The self-help industry is a multi-billion-dollar industry that relies on the desire of people to improve themselves and become something new. We now have access to an overwhelming amount of information in what many call the “marketplace of ideas.” Reading every book is practically impossible. There just isn’t enough time, nor is every book worth reading. But we can take pieces of the best ideas and implement them to hopefully become a better person.

However, if we were to take this piecemeal approach to Christianity, we would face a much greater problem. Is Christianity for you just a bit of good wisdom, morals, and advice you can graft onto your personal tree alongside other useful bits of information you have accumulated throughout your life? Or is Christianity something else entirely? C. S. Lewis had this to say on the matter,

Give me All. I don’t want so much of your time and so much of your money and so much of your work: I want You. I have not come to torment your natural self, but to kill it. No half-measures are any good. I don’t want to cut off a branch here and a branch there, I want to have the whole tree down. I don’t want to drill the tooth, or crown it, or stop it, but to have it out. Hand over the whole natural self, all the desires which you think innocent as well as the ones you think wicked–the whole outfit. I will give you a new self instead (Lewis, Mere Christianity, 196-97).

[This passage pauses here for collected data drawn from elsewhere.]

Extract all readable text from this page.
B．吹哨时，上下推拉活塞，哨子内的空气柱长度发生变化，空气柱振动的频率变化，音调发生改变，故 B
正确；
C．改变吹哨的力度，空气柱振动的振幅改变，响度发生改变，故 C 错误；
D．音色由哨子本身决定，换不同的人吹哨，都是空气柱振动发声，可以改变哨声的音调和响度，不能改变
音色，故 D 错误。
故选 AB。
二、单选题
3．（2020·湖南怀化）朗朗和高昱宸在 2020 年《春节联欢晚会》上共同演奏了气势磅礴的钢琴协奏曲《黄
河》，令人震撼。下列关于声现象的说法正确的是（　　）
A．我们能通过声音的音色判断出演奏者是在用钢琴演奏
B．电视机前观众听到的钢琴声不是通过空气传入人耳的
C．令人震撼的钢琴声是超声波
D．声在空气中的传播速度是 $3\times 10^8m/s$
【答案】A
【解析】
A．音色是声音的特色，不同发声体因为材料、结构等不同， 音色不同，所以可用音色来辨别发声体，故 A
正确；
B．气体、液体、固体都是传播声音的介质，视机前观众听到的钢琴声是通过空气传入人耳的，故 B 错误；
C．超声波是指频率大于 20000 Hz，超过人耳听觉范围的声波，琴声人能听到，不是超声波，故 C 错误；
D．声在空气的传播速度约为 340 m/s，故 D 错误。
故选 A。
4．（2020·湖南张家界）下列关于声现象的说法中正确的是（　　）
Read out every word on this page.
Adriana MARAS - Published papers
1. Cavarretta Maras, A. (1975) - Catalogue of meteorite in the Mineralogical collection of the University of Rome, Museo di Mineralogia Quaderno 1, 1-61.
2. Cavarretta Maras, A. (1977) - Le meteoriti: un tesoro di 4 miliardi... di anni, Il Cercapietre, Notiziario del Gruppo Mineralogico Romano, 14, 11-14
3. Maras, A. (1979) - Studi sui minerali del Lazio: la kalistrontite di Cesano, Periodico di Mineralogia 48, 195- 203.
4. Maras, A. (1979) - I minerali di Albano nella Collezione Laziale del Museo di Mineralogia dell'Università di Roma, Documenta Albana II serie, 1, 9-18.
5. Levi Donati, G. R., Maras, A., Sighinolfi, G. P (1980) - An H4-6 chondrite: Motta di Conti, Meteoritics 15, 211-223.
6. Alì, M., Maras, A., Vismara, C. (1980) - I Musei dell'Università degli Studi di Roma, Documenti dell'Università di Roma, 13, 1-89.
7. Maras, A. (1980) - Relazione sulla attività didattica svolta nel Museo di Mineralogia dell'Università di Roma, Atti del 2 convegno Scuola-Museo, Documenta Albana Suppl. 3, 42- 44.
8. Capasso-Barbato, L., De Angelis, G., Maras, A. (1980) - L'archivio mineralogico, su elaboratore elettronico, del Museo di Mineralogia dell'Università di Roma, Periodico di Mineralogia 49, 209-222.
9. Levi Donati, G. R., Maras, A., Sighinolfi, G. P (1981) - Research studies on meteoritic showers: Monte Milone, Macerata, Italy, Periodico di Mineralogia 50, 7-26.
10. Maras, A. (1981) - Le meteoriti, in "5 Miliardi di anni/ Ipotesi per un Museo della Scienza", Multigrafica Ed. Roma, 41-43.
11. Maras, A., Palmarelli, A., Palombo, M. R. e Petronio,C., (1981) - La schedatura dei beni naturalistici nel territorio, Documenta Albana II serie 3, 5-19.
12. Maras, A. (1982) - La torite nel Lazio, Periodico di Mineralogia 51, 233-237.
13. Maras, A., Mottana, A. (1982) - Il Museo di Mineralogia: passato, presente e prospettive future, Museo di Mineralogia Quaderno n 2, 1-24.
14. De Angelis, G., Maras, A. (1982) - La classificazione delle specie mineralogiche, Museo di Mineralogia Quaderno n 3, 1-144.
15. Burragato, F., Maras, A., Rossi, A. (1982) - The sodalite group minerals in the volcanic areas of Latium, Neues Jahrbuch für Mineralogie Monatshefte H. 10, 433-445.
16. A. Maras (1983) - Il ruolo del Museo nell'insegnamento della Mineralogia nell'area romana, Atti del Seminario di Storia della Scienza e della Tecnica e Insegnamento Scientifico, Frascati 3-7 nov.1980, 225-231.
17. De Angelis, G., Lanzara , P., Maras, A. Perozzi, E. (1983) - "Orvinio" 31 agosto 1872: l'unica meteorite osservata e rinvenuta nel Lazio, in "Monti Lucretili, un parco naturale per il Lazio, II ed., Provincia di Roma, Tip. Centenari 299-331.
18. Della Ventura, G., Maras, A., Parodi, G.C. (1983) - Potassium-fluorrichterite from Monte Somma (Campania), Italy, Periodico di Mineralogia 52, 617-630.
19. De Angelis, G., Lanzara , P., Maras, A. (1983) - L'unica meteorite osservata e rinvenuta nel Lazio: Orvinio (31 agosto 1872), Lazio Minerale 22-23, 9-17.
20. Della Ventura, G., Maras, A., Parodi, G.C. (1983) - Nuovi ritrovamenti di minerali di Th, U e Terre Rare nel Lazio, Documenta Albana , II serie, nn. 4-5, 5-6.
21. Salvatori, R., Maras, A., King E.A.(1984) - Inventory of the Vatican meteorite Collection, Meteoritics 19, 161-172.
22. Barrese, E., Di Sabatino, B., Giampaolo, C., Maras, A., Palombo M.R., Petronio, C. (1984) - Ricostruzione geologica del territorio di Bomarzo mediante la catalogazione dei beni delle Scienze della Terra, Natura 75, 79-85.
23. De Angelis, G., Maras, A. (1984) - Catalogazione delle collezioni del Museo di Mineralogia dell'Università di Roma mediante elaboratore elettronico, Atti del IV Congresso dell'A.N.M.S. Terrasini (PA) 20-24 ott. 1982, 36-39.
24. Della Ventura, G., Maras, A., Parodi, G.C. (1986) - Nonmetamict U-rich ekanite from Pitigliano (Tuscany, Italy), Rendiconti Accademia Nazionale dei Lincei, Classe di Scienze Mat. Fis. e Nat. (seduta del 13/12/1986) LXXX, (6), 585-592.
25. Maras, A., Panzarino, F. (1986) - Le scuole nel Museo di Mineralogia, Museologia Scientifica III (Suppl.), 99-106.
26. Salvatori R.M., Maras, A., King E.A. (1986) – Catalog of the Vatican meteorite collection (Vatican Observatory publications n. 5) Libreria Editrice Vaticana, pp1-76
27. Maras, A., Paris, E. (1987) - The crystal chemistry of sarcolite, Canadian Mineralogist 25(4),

Many non-believers have taken the ideas of Jesus and applied them to their lives, but they aren’t Christians. Why? The old tree is still standing and Jesus just another branch on our decaying tree of self-identity. Yet, this approach is entirely antithetical to what it means to become a Christian. Paul wrote, “I have been crucified with Christ. It is no longer I who live, but Christ who lives in me” (Gal. 2:20 ESV). Jesus wants us to give Him our all. Christ is not an accessory we can graft onto our lives. In Christ, our old tree is hacked down with a chainsaw, shredded into mulch, its stump ground into dirt, and replaced with an entirely new sapling made in the image of Christ. We have to be willing to part with our old self and becoming something new in Christ. Is your old tree still standing, or has Christ made you into something new?